米ドル指数(DXY、主要通貨に対するドルの総合的な強さを示す指数)は98.66前後で推移し、日中高値98.88を付けた後、当日は約0.18%高となった。米ドルは、米国・イラン情勢の緊張と、米国債利回り(米国国債の利回り。市場金利の代表)の底堅さに支えられた。
Federal Reserve Outlook
FRBは政策金利(FF金利。米国の短期金利の中心)を3.50%~3.75%で据え置く見通しだ。市場の焦点は声明や見通し(今後の政策姿勢を示すガイダンス)にあり、原油高がインフレ期待(将来の物価上昇見通し)を押し上げているため、「年内2回利下げ」よりも「金利を高い水準で長く維持(higher-for-longer)」へ見方が傾いている。

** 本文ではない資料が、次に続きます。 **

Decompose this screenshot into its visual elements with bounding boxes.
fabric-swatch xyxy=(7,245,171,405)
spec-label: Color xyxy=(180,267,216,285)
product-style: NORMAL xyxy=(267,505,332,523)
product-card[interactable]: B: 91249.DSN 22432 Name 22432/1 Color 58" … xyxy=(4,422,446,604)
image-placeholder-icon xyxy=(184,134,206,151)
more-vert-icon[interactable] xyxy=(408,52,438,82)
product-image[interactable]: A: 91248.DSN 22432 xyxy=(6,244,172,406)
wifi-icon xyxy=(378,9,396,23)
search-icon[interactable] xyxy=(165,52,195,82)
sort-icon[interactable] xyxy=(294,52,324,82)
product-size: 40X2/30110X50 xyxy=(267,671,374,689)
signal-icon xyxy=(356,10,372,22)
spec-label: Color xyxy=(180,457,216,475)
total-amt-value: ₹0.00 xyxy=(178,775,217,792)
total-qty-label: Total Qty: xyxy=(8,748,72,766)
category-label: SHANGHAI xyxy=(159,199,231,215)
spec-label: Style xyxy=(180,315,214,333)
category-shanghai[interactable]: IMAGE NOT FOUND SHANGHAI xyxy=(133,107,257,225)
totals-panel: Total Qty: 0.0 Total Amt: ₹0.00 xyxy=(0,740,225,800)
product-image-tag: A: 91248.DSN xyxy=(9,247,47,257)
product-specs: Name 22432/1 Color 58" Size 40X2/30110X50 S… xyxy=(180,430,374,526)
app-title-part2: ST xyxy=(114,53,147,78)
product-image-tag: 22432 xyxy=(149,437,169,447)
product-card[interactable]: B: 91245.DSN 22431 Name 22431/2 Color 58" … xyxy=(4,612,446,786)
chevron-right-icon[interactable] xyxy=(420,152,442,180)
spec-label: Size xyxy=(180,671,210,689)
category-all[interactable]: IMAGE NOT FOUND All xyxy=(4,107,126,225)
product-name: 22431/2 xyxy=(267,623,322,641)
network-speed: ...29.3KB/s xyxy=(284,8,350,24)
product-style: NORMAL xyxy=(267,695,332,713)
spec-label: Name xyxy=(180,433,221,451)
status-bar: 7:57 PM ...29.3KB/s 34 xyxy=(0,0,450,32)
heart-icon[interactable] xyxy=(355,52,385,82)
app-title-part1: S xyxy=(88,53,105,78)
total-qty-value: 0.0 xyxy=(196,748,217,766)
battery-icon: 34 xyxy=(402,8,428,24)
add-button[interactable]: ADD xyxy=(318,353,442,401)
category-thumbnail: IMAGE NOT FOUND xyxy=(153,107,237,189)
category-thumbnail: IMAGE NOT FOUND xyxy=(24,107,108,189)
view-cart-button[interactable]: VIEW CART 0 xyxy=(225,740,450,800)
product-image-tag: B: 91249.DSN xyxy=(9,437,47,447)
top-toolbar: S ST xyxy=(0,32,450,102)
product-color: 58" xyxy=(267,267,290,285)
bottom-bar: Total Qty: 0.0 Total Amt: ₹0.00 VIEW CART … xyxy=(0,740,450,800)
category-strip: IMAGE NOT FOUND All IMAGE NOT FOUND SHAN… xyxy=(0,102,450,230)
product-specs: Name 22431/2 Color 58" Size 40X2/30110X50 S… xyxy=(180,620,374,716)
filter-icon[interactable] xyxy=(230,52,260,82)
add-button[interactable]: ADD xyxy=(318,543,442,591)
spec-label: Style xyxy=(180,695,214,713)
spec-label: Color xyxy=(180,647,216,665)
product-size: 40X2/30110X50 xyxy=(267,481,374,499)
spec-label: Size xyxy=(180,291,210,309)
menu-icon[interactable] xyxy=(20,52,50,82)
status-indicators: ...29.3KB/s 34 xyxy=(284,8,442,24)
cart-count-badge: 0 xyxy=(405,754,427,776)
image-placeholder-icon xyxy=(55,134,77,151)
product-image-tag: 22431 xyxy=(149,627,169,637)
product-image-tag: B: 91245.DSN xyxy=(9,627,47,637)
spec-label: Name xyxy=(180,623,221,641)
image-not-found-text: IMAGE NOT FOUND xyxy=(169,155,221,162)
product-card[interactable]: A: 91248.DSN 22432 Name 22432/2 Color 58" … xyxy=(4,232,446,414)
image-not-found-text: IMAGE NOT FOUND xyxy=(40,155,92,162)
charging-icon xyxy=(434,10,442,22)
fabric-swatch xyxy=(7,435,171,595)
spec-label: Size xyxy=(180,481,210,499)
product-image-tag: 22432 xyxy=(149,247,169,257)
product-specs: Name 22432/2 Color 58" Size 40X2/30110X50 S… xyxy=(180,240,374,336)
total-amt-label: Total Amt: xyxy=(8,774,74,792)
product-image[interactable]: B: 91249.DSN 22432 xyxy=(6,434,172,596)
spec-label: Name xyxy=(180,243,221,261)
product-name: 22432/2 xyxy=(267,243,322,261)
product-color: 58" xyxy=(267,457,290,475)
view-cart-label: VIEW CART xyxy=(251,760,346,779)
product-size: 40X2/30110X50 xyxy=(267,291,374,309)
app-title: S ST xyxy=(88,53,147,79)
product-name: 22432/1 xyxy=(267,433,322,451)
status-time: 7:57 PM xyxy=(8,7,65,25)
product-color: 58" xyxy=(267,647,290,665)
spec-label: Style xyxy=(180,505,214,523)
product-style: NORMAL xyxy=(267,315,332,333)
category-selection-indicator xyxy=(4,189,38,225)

ユーロ圏では、市場は欧州中央銀行(ECB、ユーロ圏の中央銀行)の利上げを少なくとも2回織り込む一方、ECBは木曜日に政策金利を2.00%で据え置く見通しだ。政策当局は、インフレ圧力と、輸入エネルギー依存(海外からのエネルギー購入に頼る構造)に伴う景気下振れリスクの間で判断を迫られている。
ECBの銀行貸出調査(Bank Lending Survey、金融機関の融資姿勢や需要を調べる調査)の2026年第1四半期分では、期間別のインフレ期待が総じて上昇した。1年先は2月の2.5%から3月に4.0%へ上昇し、3年先は2.5%から3.0%へ上昇、5年先は2.3%から2.4%へ小幅に上昇した。
米国・イランの戦争を終結させる動きは停滞していると報じられ、ホルムズ海峡(中東の主要な原油輸送ルート)での混乱が続き、原油供給は逼迫(供給余力が小さい状態)したままだ。CNNによれば、イランは今後数日以内に修正した和平案を提出する見通しだ。